Optimally the best solution would be an unattended one that involves iDocs or some simple interface to SAP. If business user involvement is required in the recurring process then a non-LSMW option should be considered first.

A short custom program that repeatedly calls a BAPI based on source data provided by a business user is a relatively good option. It can be used to validate the source data and then provide feedback to the business user using the simplest interface possible. Simplicity is the key to a short learning curve; if a business user is forced to call the developer to understand how to operate the solution or how to interpret the feedback therefrom then the solution is lacking. LSMW would require a great deal of training, a long ramp-up time and almost certainly require constant interaction with the developer.

The MASS transaction may be a suitable solution for competent, trustworthy resources that need to make the same small change to many objects at once. The MASS transaction does not do direct table updates, but instead calls the appropriate programs for each object and the data and permissions are validated every time. This would require some training, but would still be a better solution than LSMW.

If, for some reason, a non-LSMW solution is unreachable, then a tightly controlled, locked-down version of LSMW may be your only option. A well-written LSMW object will require little ramp-up training from the developer and ample reporting would ensure that business user understands why records failed before trying to load them; reporting is key empowering the business user.
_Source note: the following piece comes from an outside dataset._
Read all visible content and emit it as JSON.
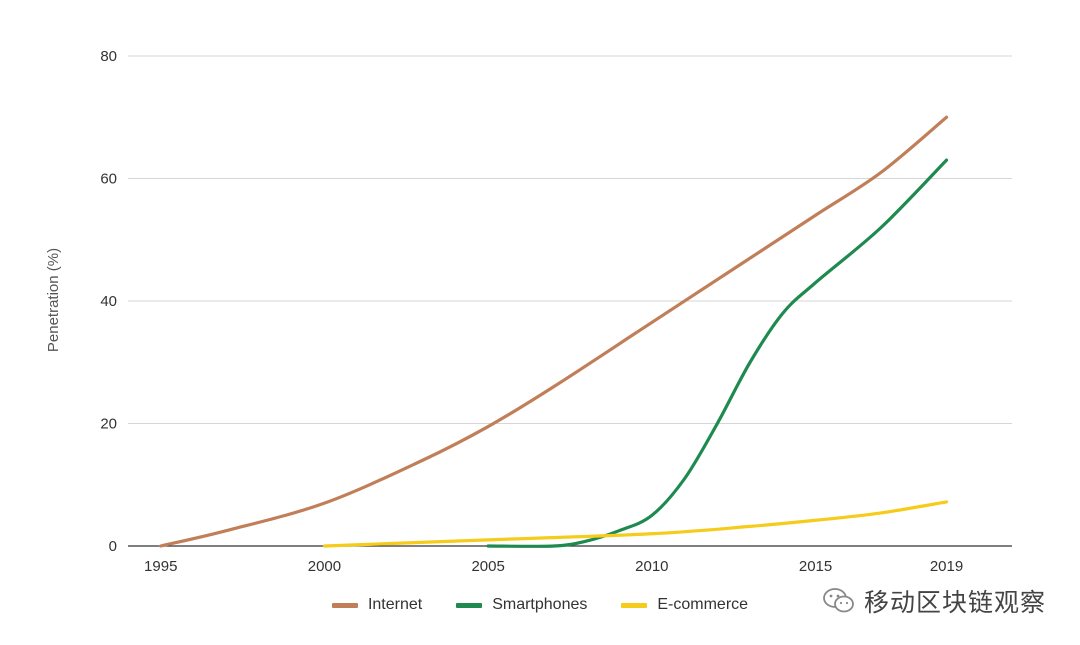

Please see this short overview for granting permissions to LSMW. It is 30,000-foot overview of a very complex topic, but it is a great start for your security team.

In conclusion:

SAP implementations are an ideal place to learn how to create LSMW objects from scratch. The catastrophic mistakes that we all make in the first months inevitably occur in development or quality systems without catastrophic consequences for the business. LSMW access in a production system without those first months of training and experience can cause too much harm and the risk is simply not worth the benefits of a quickly-empowered business user.